Like lots of people here, I only learned about FBAR this year and now I want to regularize my situation. I don't know how I missed it looking at all the posts about it. Anyway!

In order to sleep well at night, I am gonna go with the streamined procedures (interests not reported).

A little bit of background. I am a french citizen living in the US since september 2012. I came on a J1 visa and I am currently on a H1B visa.
As a researcher and thanks to the treaty between France and the US, I only became resident for taxes purposes around October 2014.
And so I was non resident for the other part of the year. For 2014, I had to do a dual status return, 1040-NR and 1040.

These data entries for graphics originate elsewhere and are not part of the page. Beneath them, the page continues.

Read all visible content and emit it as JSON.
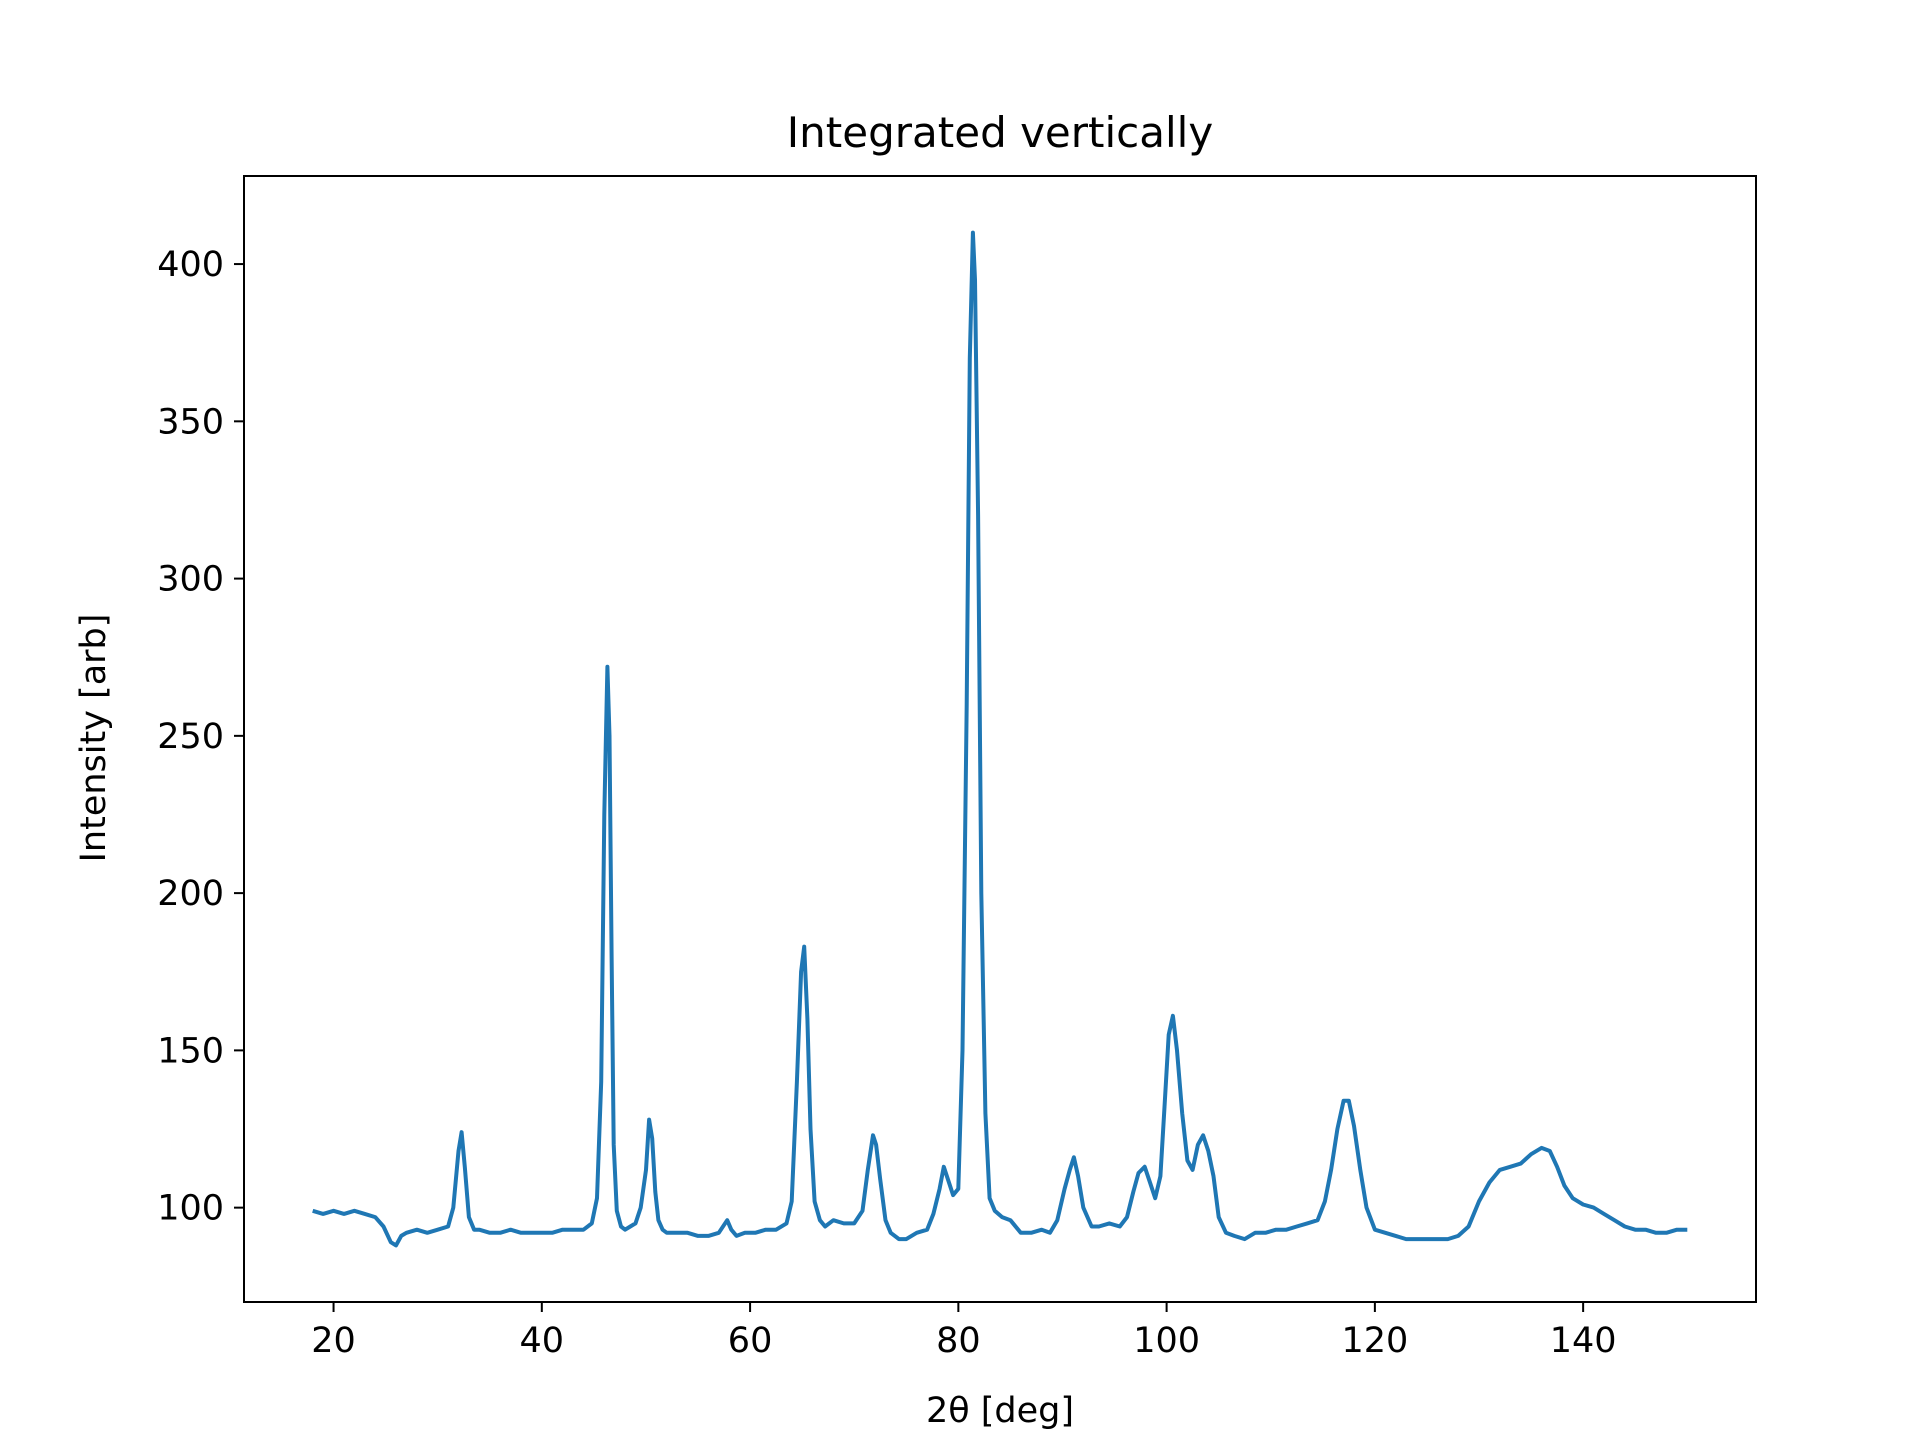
{
  "chart_data": {
    "type": "line",
    "title": "Integrated vertically",
    "xlabel": "2θ [deg]",
    "ylabel": "Intensity [arb]",
    "xlim": [
      11.4,
      156.6
    ],
    "ylim": [
      70,
      428
    ],
    "xticks": [
      20,
      40,
      60,
      80,
      100,
      120,
      140
    ],
    "yticks": [
      100,
      150,
      200,
      250,
      300,
      350,
      400
    ],
    "xtick_labels": [
      "20",
      "40",
      "60",
      "80",
      "100",
      "120",
      "140"
    ],
    "ytick_labels": [
      "100",
      "150",
      "200",
      "250",
      "300",
      "350",
      "400"
    ],
    "grid": false,
    "legend": "none",
    "colors": {
      "series": "#1f77b4",
      "axes": "#000000"
    },
    "series": [
      {
        "x": [
          18,
          19,
          20,
          21,
          22,
          23,
          24,
          24.8,
          25.5,
          26,
          26.5,
          27,
          28,
          29,
          30,
          31,
          31.5,
          32,
          32.3,
          32.6,
          33,
          33.5,
          34,
          35,
          36,
          37,
          38,
          39,
          40,
          41,
          42,
          43,
          44,
          44.8,
          45.3,
          45.7,
          46,
          46.3,
          46.5,
          46.7,
          46.9,
          47.2,
          47.6,
          48,
          48.5,
          49,
          49.5,
          50,
          50.3,
          50.6,
          50.9,
          51.2,
          51.6,
          52,
          53,
          54,
          55,
          56,
          57,
          57.8,
          58.2,
          58.7,
          59.5,
          60.5,
          61.5,
          62.5,
          63.5,
          64,
          64.5,
          64.9,
          65.2,
          65.5,
          65.8,
          66.2,
          66.7,
          67.2,
          68,
          69,
          70,
          70.8,
          71.3,
          71.8,
          72.1,
          72.5,
          73,
          73.5,
          74.3,
          75,
          76,
          77,
          77.6,
          78.2,
          78.6,
          79,
          79.5,
          80,
          80.4,
          80.8,
          81.1,
          81.4,
          81.6,
          81.9,
          82.2,
          82.6,
          83,
          83.5,
          84.2,
          85,
          86,
          87,
          88,
          88.8,
          89.5,
          90.2,
          90.7,
          91.1,
          91.5,
          92,
          92.8,
          93.5,
          94.5,
          95.5,
          96.2,
          96.8,
          97.3,
          97.9,
          98.4,
          98.9,
          99.4,
          99.8,
          100.2,
          100.6,
          101,
          101.5,
          102,
          102.5,
          103,
          103.5,
          104,
          104.5,
          105,
          105.7,
          106.5,
          107.5,
          108.5,
          109.5,
          110.5,
          111.5,
          112.5,
          113.5,
          114.5,
          115.2,
          115.8,
          116.4,
          117,
          117.5,
          118,
          118.6,
          119.2,
          120,
          121,
          122,
          123,
          124,
          125,
          126,
          127,
          128,
          129,
          130,
          131,
          132,
          133,
          134,
          135,
          136,
          136.8,
          137.5,
          138.2,
          139,
          140,
          141,
          142,
          143,
          144,
          145,
          146,
          147,
          148,
          149,
          150
        ],
        "y": [
          99,
          98,
          99,
          98,
          99,
          98,
          97,
          94,
          89,
          88,
          91,
          92,
          93,
          92,
          93,
          94,
          100,
          118,
          124,
          113,
          97,
          93,
          93,
          92,
          92,
          93,
          92,
          92,
          92,
          92,
          93,
          93,
          93,
          95,
          103,
          140,
          225,
          272,
          250,
          180,
          120,
          99,
          94,
          93,
          94,
          95,
          100,
          112,
          128,
          122,
          105,
          96,
          93,
          92,
          92,
          92,
          91,
          91,
          92,
          96,
          93,
          91,
          92,
          92,
          93,
          93,
          95,
          102,
          140,
          175,
          183,
          160,
          125,
          102,
          96,
          94,
          96,
          95,
          95,
          99,
          112,
          123,
          120,
          109,
          96,
          92,
          90,
          90,
          92,
          93,
          98,
          106,
          113,
          109,
          104,
          106,
          150,
          260,
          370,
          410,
          395,
          320,
          200,
          130,
          103,
          99,
          97,
          96,
          92,
          92,
          93,
          92,
          96,
          106,
          112,
          116,
          110,
          100,
          94,
          94,
          95,
          94,
          97,
          105,
          111,
          113,
          108,
          103,
          110,
          132,
          155,
          161,
          150,
          130,
          115,
          112,
          120,
          123,
          118,
          110,
          97,
          92,
          91,
          90,
          92,
          92,
          93,
          93,
          94,
          95,
          96,
          102,
          112,
          125,
          134,
          134,
          126,
          112,
          100,
          93,
          92,
          91,
          90,
          90,
          90,
          90,
          90,
          91,
          94,
          102,
          108,
          112,
          113,
          114,
          117,
          119,
          118,
          113,
          107,
          103,
          101,
          100,
          98,
          96,
          94,
          93,
          93,
          92,
          92,
          93,
          93
        ]
      }
    ]
  }
}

I am amending my last 3 tax returns (2014 to 2016) because I did not report interest from saving accounts from France (tax free accounts, excempt from FATCA etc, etc).
I watch a webinar on the IRS website and I have a question regarding which streamlined procedures I should go with, which would make a big difference in paying the penalty or not I believe :>

- Quote from the IRS website, for the offshore procedures - 
"Non-residency requirement applicable to individuals who are not U.S. citizens or lawful permanent residents: Individuals who are not U.S. citizens or lawful permanent residents, or estates of individuals who were not U.S. citizens or lawful permanent residents, meet the applicable non-residency requirement if,* in any one or more of the last three years* for which the U.S. tax return due date (or properly applied for extended due date) has passed, the individual did not meet the substantial presence test of IRC section 7701(b)(3)."

So I was there during 2014 but considered as non resident for tax purposes during most of the year. My question is should I go with Offshore or Domestic procedures.

Also, because I started to pay taxes here in late 2014, should I only file FBAR for thoses years (2014-106) or should I file since my first salary? First year here was an exchange so I was still paid and taxed in France.

If anyone has any advice, that would be great. Thank you.


----------